After forking and cloning the repository, you can create an isolated Python development environment and install the package in "editable" (i.e. development) mode as follows:
git clone https://github.com/open2c/bioframe.git
cd bioframe
hatch shell
The first time you run hatch shell
the environment will be created and activated, and the package will be installed. In future sessions, running hatch shell
will reactivate your development environment.
Tip
If you prefer to store your virtual environments in your working directory (like classic virtualenvs) rather than in a centralized location (similar to conda), configure hatch as follows:
hatch config set dirs.env.virtual .venv
This will make hatch set up its environments within the current working directory under .venv
.
Alternatively, if you prefer to manage your virtual environments yourself, you can install the package for development using, for example:
python -m venv .venv
source .venv/bin/activate
pip install -e '.[dev,test,docs]'
For all pull requests, linting and unit tests are automatically run using the GitHub Actions Continuous Integration service. However, you are still encouraged to run these checks locally before pushing code to a PR.
We use ruff for style checking. Run ruff check .
or:
hatch run lint
Ruff can fix a lot of errors itself. Run ruff check --fix .
or:
hatch run fix
Ruff includes a formatter that mimics black. To automatically reformat your code, you can use ruff format {source_file}
.
We use pre-commit to make sure the coding style is enforced. You first need to install pre-commit and the corresponding git commit hooks:
pip install pre-commit
pre-commit install
The last command installs the hooks listed in .pre-commit-config.yaml
locally into your git repo. If you do this, the checks will run automatically before every commit. You can also manually make sure your code satisfies the coding style:
pre-commit run --all-files
It is best if all new functionality and/or bug fixes have unit tests added with each use-case.

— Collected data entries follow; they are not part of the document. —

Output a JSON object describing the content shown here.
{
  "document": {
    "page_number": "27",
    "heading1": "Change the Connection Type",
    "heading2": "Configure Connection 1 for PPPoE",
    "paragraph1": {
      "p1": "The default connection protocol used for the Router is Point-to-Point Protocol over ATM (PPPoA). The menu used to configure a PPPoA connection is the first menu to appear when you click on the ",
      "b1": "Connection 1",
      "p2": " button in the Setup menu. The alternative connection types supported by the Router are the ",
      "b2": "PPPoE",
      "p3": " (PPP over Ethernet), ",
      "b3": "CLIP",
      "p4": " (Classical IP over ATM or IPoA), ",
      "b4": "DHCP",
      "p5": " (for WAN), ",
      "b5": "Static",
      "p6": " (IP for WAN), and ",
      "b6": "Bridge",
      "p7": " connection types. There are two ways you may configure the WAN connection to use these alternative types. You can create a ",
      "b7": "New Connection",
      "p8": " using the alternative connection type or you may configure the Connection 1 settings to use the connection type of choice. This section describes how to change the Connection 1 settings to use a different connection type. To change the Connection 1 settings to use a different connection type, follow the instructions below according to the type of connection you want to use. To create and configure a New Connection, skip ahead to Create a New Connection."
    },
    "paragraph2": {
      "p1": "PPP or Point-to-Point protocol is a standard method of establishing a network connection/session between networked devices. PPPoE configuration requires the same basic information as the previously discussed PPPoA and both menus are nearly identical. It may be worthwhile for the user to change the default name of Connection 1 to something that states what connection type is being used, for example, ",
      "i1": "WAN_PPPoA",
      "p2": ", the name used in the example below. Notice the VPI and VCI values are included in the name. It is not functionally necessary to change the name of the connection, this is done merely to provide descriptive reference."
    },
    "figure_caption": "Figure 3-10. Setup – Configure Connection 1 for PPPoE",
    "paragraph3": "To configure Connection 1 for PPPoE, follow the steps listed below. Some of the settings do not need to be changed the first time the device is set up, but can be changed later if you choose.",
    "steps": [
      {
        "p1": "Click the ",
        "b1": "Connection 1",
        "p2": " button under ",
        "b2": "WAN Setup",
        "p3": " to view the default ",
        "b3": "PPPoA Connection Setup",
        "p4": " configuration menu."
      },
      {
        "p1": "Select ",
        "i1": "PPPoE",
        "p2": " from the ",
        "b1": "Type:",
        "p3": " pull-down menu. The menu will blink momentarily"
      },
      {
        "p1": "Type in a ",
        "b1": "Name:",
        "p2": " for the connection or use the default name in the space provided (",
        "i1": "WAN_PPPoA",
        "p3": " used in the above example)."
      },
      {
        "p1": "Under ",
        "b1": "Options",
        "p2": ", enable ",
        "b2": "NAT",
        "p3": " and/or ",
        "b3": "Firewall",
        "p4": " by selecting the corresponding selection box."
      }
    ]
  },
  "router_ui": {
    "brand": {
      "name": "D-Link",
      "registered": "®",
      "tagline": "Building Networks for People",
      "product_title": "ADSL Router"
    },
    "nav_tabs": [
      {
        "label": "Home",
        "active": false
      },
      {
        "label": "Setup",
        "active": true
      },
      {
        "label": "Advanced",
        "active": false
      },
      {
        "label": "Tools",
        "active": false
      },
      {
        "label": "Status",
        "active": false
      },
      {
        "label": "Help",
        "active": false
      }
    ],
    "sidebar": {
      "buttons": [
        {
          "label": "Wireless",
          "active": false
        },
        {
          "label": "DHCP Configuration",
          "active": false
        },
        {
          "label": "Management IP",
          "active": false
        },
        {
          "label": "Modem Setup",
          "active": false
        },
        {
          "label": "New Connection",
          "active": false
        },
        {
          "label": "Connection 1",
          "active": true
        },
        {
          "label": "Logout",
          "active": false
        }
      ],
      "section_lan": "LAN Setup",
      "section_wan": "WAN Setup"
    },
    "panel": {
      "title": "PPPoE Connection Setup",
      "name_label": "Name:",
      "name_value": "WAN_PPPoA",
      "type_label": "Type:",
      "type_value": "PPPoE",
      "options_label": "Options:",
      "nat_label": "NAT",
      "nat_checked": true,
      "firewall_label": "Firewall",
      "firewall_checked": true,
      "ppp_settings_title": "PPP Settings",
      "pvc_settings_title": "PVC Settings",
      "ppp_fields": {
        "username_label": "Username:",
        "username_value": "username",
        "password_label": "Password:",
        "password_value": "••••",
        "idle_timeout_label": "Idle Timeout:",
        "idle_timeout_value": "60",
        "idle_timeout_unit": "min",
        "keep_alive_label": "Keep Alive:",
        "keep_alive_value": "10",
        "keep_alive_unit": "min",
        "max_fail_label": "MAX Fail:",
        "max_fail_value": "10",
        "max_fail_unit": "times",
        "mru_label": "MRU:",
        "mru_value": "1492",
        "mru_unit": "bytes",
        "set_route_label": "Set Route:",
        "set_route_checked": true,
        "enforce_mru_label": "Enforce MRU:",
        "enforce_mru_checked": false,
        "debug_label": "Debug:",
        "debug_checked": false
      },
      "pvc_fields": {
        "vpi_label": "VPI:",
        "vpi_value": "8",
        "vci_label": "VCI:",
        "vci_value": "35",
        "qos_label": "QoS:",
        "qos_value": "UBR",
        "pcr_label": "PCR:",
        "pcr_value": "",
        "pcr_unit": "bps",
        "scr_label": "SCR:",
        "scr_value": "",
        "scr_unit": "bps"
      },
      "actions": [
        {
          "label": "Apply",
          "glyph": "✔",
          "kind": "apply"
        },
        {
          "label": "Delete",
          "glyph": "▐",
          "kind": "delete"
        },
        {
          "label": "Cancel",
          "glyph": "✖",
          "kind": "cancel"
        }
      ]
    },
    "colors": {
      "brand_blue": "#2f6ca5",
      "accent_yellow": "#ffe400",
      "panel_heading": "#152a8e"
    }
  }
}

We use pytest as our unit testing framework. Once you've configured your environment, you can just cd
to the root of your repository and run pytest
or:
hatch run test
If a feature is stable and relatively finalized, it is time to add it to the documentation. If you are adding any private/public functions, it is best to add docstrings, to aid in reviewing code and also for the API reference.
We use Numpy style docstrings and Sphinx to document this library. Sphinx, in turn, uses reStructuredText as its markup language for adding code.
We use the Sphinx Autosummary extension to generate API references. You may want to look at docs/api-*.rst
files to see how they look and where to add new functions, classes or modules. We also use the myst_nb extension to render Jupyter notebooks in the documentation.
To build the documentation, run sphinx-autobuild
using:
hatch run docs
This will build the documentation and serve it on a local http server which listens for changes and automatically rebuilds.
Documentation from the main
branch and tagged releases is automatically built and hosted on readthedocs.
This document is based off of the guidelines from the sparse project.